In-person financial advisors have three ways they can earn compensation: through an annual, hourly or flat fee; through commissions on the investments they sell; or a combination of a fee and commissions.
Annual fees based on assets under management are the most common fee structure for financial advisors. While financial advisor fees average 1% per year, they’re often charged on a sliding scale. The more assets you have with the advisor, the lower your fee will be. This means that as your assets grow over time, the cost of your financial advisor will diminish.
Robo advisors can also use a fee-based structure, but they’re usually far cheaper. Most robos charge between 0.2% and 0.35% of assets per year, unless you want access to a human advisor. In this case, the fees can be as much as 1.5% per year.
Human advisors can also charge flat fees for individual services. For instance, you might pay $2,000 for an advisor to create a financial plan for you. After the plan is created, however, you’re usually on your own to implement it, unless you want to pay for continued advice.
5. Ask for referrals from friends or Google
As for finding a CFP — or any advisor — you can certainly pull out the phone book or search the internet, but a good course of action is to start with recommendations from friends, family or colleagues.
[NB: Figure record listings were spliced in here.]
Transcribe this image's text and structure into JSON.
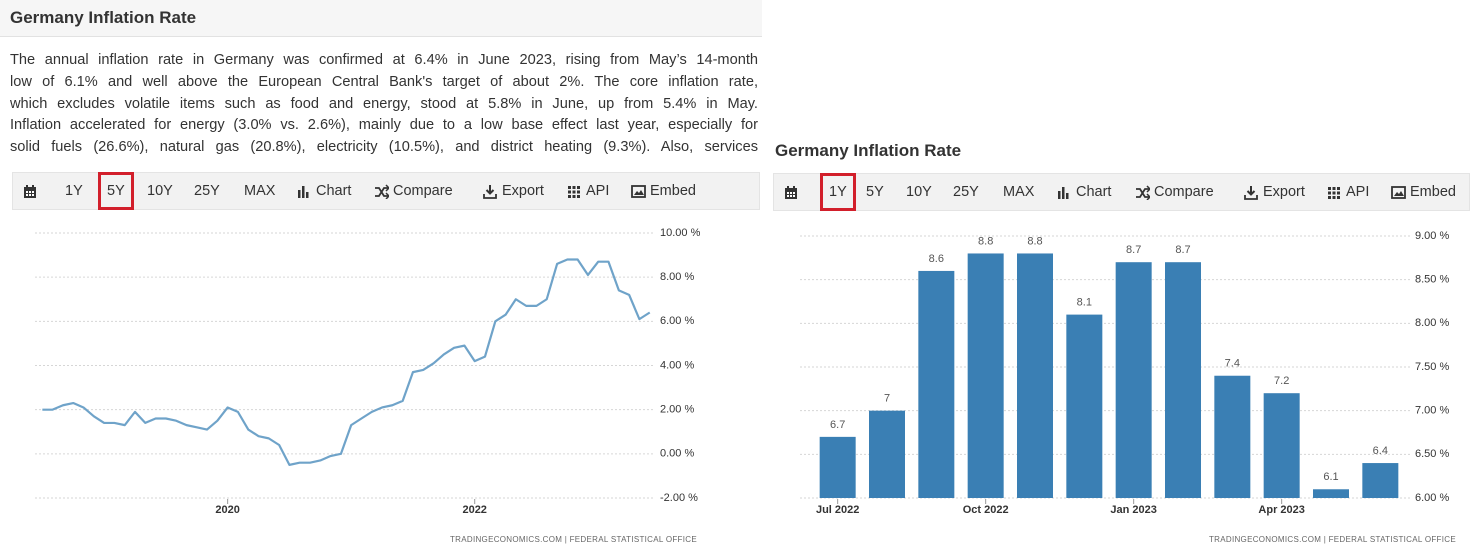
{
  "panels": [
    {
      "title": "Germany Inflation Rate",
      "paragraph": [
        "The annual inflation rate in Germany was confirmed at 6.4% in June 2023, rising from May’s 14-month",
        "low of 6.1% and well above the European Central Bank's target of about 2%. The core inflation rate,",
        "which excludes volatile items such as food and energy, stood at 5.8% in June, up from 5.4% in May.",
        "Inflation accelerated for energy (3.0% vs. 2.6%), mainly due to a low base effect last year, especially for",
        "solid fuels (26.6%), natural gas (20.8%), electricity (10.5%), and district heating (9.3%). Also, services"
      ],
      "toolbar": [
        "1Y",
        "5Y",
        "10Y",
        "25Y",
        "MAX",
        "Chart",
        "Compare",
        "Export",
        "API",
        "Embed"
      ],
      "selected": 1,
      "source": "TRADINGECONOMICS.COM | FEDERAL STATISTICAL OFFICE"
    },
    {
      "title": "Germany Inflation Rate",
      "toolbar": [
        "1Y",
        "5Y",
        "10Y",
        "25Y",
        "MAX",
        "Chart",
        "Compare",
        "Export",
        "API",
        "Embed"
      ],
      "selected": 0,
      "source": "TRADINGECONOMICS.COM | FEDERAL STATISTICAL OFFICE"
    }
  ],
  "chart_data": [
    {
      "type": "line",
      "color": "#6fa3c9",
      "x": [
        2018.5,
        2018.583,
        2018.667,
        2018.75,
        2018.833,
        2018.917,
        2019,
        2019.083,
        2019.167,
        2019.25,
        2019.333,
        2019.417,
        2019.5,
        2019.583,
        2019.667,
        2019.75,
        2019.833,
        2019.917,
        2020,
        2020.083,
        2020.167,
        2020.25,
        2020.333,
        2020.417,
        2020.5,
        2020.583,
        2020.667,
        2020.75,
        2020.833,
        2020.917,
        2021,
        2021.083,
        2021.167,
        2021.25,
        2021.333,
        2021.417,
        2021.5,
        2021.583,
        2021.667,
        2021.75,
        2021.833,
        2021.917,
        2022,
        2022.083,
        2022.167,
        2022.25,
        2022.333,
        2022.417,
        2022.5,
        2022.583,
        2022.667,
        2022.75,
        2022.833,
        2022.917,
        2023,
        2023.083,
        2023.167,
        2023.25,
        2023.333,
        2023.417
      ],
      "values": [
        2.0,
        2.0,
        2.2,
        2.3,
        2.1,
        1.7,
        1.4,
        1.4,
        1.3,
        1.9,
        1.4,
        1.6,
        1.6,
        1.5,
        1.3,
        1.2,
        1.1,
        1.5,
        2.1,
        1.9,
        1.1,
        0.8,
        0.7,
        0.4,
        -0.5,
        -0.4,
        -0.4,
        -0.3,
        -0.1,
        0.0,
        1.3,
        1.6,
        1.9,
        2.1,
        2.2,
        2.4,
        3.7,
        3.8,
        4.1,
        4.5,
        4.8,
        4.9,
        4.2,
        4.4,
        6.0,
        6.3,
        7.0,
        6.7,
        6.7,
        7.0,
        8.6,
        8.8,
        8.8,
        8.1,
        8.7,
        8.7,
        7.4,
        7.2,
        6.1,
        6.4
      ],
      "xlim": [
        2018.4,
        2023.5
      ],
      "xticks": [
        2020,
        2022
      ],
      "ylim": [
        -2,
        10
      ],
      "yticks": [
        {
          "value": -2,
          "label": "-2.00 %"
        },
        {
          "value": 0,
          "label": "0.00 %"
        },
        {
          "value": 2,
          "label": "2.00 %"
        },
        {
          "value": 4,
          "label": "4.00 %"
        },
        {
          "value": 6,
          "label": "6.00 %"
        },
        {
          "value": 8,
          "label": "8.00 %"
        },
        {
          "value": 10,
          "label": "10.00 %"
        }
      ],
      "grid": true
    },
    {
      "type": "bar",
      "color": "#3a7fb4",
      "categories": [
        "Jul 2022",
        null,
        null,
        "Oct 2022",
        null,
        null,
        "Jan 2023",
        null,
        null,
        "Apr 2023",
        null,
        null
      ],
      "values": [
        6.7,
        7,
        8.6,
        8.8,
        8.8,
        8.1,
        8.7,
        8.7,
        7.4,
        7.2,
        6.1,
        6.4
      ],
      "ylim": [
        6,
        9
      ],
      "yticks": [
        {
          "value": 6,
          "label": "6.00 %"
        },
        {
          "value": 6.5,
          "label": "6.50 %"
        },
        {
          "value": 7,
          "label": "7.00 %"
        },
        {
          "value": 7.5,
          "label": "7.50 %"
        },
        {
          "value": 8,
          "label": "8.00 %"
        },
        {
          "value": 8.5,
          "label": "8.50 %"
        },
        {
          "value": 9,
          "label": "9.00 %"
        }
      ],
      "grid": true
    }
  ]
}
Ask people with a similar financial situation or goals to yours who they use. Take down a few names, then head back to good ol’ Google to check the advisor out.
6. Check the advisor’s credentials
Verify your advisor’s credentials on brokercheck.com or adviserinfo.sec.gov. Both are free tools that provide the background and experience of individual advisors and firms, including robo advisors. Most importantly, these sites will tell you about any disciplinary action the advisor has received. The CFP Board also maintains a list of disciplined CFPs by state on its website.
7. Interview multiple advisors
Finally, shop around. Advisors recognize you may talk to a number of professionals, and you should.
When you do talk to advisors, ask them to “describe their client experience,” says Andrew Crowell, vice chairman of wealth management at D.A. Davidson & Co. in Los Angeles. “How frequently and how will they communicate with you? How do they measure ‘success’ in a client relationship? Do you need to fit into their model, or are they able to customize an approach to your individual preferences and needs?”
Ask about the other resources available to you as a client. “No one can be an expert in all aspects of financial matters,” Crowell says. “Knowing your advisor has access to specialized expertise” can reassure you that you won’t “outgrow your advisor’s capabilities.”
Be upfront with what you bring to the table, too. “You want to work with the advisor who is best for your situation and needs,” Regilio says. To that end, “share an overview of your financial situation as well as what you hope to achieve with the advisor.”